Can we stop neurodegeneration in Alzheimer’s disease? Alzheimer’s disease (AD) is inevitable in DS due to an extra copy of the Amyloid Precursor Protein (APP) gene. We have engineered C. elegans to mimic the key features of neurodegeneration observed in human AD by overexpressing a single copy of APP (Yi et al., 2017). We can now test with unprecedented speed, whether drugs prevent degeneration by simply counting fluorescent neurons through the worm’s transparent body (Modal et al., 2018). While mouse studies of AD typically take 2 years, the compact lifespan of C. elegans affords studies as short as 1 week. With our new powerful model of AD, we are learning why certain types of neurons are vulnerable in AD, how they die, and how APOE variants and TAU influence vulnerability to AD (Sae-Lee et al., 2020; Cardona et al., 2025). During these studies, we discovered a surprising role for EGL-1 – the trigger for apoptotic cell-death in all organisms. Rather than killing, we found that it unexpectedly protects neurons by triggering ejection of excess proteins and organelles in large membrane-bound blebs called exophers (Wu et al., 2025).
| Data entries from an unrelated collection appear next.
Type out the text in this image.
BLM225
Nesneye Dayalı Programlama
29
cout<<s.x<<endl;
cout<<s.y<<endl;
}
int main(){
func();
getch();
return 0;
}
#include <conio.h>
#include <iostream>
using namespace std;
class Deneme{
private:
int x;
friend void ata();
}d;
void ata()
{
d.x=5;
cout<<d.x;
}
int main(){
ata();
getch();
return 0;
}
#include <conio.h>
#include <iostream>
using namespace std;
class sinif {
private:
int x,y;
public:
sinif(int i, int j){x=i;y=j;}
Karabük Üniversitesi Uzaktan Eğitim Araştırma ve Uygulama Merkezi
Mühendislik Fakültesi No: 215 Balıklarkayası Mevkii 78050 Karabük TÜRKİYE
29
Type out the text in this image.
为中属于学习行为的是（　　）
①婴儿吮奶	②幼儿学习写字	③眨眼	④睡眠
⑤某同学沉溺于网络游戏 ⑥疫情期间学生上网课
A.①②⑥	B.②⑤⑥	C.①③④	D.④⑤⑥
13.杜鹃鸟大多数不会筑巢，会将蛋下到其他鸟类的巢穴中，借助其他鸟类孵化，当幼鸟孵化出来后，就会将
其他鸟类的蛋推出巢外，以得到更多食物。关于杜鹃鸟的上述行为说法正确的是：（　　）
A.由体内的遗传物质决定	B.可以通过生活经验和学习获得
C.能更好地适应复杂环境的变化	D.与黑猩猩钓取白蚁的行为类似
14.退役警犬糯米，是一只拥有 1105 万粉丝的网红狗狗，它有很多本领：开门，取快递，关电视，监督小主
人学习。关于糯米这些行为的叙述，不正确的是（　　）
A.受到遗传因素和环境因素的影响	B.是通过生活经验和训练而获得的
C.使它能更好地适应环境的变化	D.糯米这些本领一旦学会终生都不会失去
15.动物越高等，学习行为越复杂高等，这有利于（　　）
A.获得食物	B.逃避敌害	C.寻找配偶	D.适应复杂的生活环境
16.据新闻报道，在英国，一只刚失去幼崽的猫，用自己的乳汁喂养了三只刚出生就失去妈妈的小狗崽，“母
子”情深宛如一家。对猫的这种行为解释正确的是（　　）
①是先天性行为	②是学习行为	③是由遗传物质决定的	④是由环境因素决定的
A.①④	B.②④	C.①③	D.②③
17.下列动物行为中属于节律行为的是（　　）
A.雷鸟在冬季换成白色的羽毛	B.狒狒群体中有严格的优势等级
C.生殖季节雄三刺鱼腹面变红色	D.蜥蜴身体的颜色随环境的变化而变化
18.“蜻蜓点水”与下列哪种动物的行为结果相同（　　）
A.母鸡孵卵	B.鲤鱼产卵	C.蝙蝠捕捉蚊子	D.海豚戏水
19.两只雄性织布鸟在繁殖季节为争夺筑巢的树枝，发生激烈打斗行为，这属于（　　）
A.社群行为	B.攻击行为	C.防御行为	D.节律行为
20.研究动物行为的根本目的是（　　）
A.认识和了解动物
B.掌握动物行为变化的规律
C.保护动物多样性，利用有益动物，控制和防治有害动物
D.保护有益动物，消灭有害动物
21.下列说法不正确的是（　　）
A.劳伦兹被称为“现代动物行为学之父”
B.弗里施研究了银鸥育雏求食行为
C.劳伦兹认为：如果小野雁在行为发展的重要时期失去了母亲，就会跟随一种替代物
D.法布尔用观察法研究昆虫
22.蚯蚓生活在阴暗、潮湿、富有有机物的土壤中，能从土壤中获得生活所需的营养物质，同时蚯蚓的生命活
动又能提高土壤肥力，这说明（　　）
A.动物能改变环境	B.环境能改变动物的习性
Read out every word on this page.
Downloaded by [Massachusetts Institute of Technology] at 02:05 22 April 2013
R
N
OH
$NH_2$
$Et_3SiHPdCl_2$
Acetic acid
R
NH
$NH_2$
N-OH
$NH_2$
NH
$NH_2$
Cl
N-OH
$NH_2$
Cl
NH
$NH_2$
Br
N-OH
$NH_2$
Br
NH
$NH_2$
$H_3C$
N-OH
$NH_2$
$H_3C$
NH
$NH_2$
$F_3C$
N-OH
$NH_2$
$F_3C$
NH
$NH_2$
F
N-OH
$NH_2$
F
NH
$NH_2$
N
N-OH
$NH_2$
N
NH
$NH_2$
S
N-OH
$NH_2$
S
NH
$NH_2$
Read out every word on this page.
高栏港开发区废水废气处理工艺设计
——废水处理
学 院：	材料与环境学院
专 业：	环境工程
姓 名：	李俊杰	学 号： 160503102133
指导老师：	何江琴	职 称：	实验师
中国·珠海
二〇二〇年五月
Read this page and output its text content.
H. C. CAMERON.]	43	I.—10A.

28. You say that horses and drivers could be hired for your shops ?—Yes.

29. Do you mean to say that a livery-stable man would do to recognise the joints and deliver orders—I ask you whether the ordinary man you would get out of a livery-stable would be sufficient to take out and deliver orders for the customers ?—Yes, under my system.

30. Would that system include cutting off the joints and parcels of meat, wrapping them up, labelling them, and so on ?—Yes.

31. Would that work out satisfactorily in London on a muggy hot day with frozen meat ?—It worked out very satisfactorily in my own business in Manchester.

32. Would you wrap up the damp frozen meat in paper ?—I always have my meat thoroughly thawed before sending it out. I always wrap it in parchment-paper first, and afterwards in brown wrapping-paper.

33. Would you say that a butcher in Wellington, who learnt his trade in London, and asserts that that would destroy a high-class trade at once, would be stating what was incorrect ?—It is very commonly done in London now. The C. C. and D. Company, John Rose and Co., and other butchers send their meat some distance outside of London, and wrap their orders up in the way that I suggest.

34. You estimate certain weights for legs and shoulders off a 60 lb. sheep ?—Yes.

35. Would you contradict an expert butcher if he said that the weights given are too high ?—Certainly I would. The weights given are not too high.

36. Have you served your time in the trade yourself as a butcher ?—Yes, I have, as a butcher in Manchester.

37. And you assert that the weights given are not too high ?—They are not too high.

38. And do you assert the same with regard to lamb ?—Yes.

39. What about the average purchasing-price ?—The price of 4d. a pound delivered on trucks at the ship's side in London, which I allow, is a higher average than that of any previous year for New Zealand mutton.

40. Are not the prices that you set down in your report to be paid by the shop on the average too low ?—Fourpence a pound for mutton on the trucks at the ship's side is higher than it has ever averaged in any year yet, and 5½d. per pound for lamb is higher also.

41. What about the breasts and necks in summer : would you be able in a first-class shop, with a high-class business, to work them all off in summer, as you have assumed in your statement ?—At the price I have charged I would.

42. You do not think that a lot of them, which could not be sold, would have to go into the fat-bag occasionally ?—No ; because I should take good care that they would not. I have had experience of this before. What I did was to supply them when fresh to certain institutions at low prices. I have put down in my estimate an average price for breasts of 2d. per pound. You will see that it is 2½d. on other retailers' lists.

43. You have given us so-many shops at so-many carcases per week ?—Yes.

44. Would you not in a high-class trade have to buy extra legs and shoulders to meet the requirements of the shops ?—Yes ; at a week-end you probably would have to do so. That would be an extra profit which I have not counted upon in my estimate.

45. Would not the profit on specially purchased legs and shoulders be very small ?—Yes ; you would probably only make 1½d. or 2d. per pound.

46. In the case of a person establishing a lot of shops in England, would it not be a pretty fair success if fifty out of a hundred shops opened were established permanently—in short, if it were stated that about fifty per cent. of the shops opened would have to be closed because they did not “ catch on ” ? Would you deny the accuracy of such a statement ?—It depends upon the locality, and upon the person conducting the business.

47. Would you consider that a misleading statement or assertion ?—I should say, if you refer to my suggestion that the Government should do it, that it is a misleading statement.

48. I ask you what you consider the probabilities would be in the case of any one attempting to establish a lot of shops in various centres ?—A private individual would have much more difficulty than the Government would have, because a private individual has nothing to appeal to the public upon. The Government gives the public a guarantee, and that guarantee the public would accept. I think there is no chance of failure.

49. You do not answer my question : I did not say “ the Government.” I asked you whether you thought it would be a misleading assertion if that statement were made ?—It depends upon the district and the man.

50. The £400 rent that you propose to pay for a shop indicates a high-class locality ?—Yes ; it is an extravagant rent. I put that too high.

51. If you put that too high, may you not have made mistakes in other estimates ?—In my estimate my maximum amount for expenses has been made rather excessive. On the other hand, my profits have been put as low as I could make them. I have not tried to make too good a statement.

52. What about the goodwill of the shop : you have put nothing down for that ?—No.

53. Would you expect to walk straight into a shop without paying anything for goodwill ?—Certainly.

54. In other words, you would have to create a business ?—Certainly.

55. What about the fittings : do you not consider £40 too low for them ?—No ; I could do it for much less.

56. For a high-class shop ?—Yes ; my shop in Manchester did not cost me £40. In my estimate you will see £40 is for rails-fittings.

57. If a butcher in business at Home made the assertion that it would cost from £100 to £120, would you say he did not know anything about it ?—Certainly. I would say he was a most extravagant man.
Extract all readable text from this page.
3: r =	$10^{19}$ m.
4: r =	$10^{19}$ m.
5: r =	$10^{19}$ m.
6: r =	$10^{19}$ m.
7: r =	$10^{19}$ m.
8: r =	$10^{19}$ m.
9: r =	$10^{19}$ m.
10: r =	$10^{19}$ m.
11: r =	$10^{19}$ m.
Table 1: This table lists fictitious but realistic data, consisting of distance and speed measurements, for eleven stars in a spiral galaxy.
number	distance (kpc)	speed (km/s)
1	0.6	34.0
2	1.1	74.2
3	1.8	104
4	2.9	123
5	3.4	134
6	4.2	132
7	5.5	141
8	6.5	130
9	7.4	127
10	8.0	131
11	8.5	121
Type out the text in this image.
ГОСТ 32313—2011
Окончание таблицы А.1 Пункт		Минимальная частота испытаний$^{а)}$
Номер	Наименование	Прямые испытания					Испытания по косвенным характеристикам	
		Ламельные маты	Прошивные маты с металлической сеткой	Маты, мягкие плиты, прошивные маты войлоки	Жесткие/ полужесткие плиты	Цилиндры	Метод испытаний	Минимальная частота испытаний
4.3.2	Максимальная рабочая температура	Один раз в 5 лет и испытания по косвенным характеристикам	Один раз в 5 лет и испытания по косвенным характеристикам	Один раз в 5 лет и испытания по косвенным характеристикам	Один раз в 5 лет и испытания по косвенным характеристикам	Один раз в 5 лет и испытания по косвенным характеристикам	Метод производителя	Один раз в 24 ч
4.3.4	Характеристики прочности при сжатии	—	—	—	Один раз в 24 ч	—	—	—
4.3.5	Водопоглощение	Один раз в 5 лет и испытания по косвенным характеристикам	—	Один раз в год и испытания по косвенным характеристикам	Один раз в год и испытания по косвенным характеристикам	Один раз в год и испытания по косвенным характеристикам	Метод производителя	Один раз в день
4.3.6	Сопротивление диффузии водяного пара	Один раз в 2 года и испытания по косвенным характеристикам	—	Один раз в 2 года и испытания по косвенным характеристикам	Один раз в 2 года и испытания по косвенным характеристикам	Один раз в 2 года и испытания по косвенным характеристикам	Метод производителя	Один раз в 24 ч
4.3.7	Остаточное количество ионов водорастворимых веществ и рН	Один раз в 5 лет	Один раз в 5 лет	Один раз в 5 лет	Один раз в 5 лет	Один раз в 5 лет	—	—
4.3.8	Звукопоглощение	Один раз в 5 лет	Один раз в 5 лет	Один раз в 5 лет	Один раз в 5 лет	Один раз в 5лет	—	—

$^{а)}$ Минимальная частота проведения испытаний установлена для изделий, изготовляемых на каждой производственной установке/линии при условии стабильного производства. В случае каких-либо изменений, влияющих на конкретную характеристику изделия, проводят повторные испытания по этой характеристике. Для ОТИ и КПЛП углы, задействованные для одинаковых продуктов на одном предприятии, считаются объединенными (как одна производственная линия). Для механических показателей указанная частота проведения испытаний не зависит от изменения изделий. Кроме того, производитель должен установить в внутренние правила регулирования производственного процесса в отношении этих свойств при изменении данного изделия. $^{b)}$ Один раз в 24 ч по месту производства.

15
How does alcohol affect our nervous system? How we get drunk remains unclear at the molecular level. By using C. elegans, we can rapidly identify molecular mechanisms responsible for behavioral responses to alcohol. For instance, we completed unbiased forward-genetic and GWAS screens to identify the BK potassium channel as the single most important single molecule required for intoxication in C. elegans (Davies et al., 2003). We also discovered how alcohol activates the human BK potassium channel (Davis et al., 2014), and developed drugs to interfere with this response that relieve withdrawal in rodents (Scott et al,. 2018; Scott et al., 2018). Further, we tested the worm’s alcohol-insensitive mutation in the BK channel of mouse. This knock-in mouse is selective resistant to alcohol but not other sedative drugs. This provides strong evidence that the BK channel is a major target for alcohol action in mammals.
Which genes cause autism? How do mutations in >100 genes disrupt nervous system function to cause atypical social and sensory behaviors observed in ASD? Our lab has found that the severity and number of mutations in these genes causally decrease the degree of social behavior of C. elegans. Conversely, we found that mutation of genes associated with hypersocial condition, Williams syndrome, increases social behavior in worm. Thus, unexpected conservation of social behavior allows us to model ASD in worm. We are using this new paradigm to study how ASD genes interact and, in collaboration, succeeded in screening drugs that reduce phenotypes in patient models of ASD.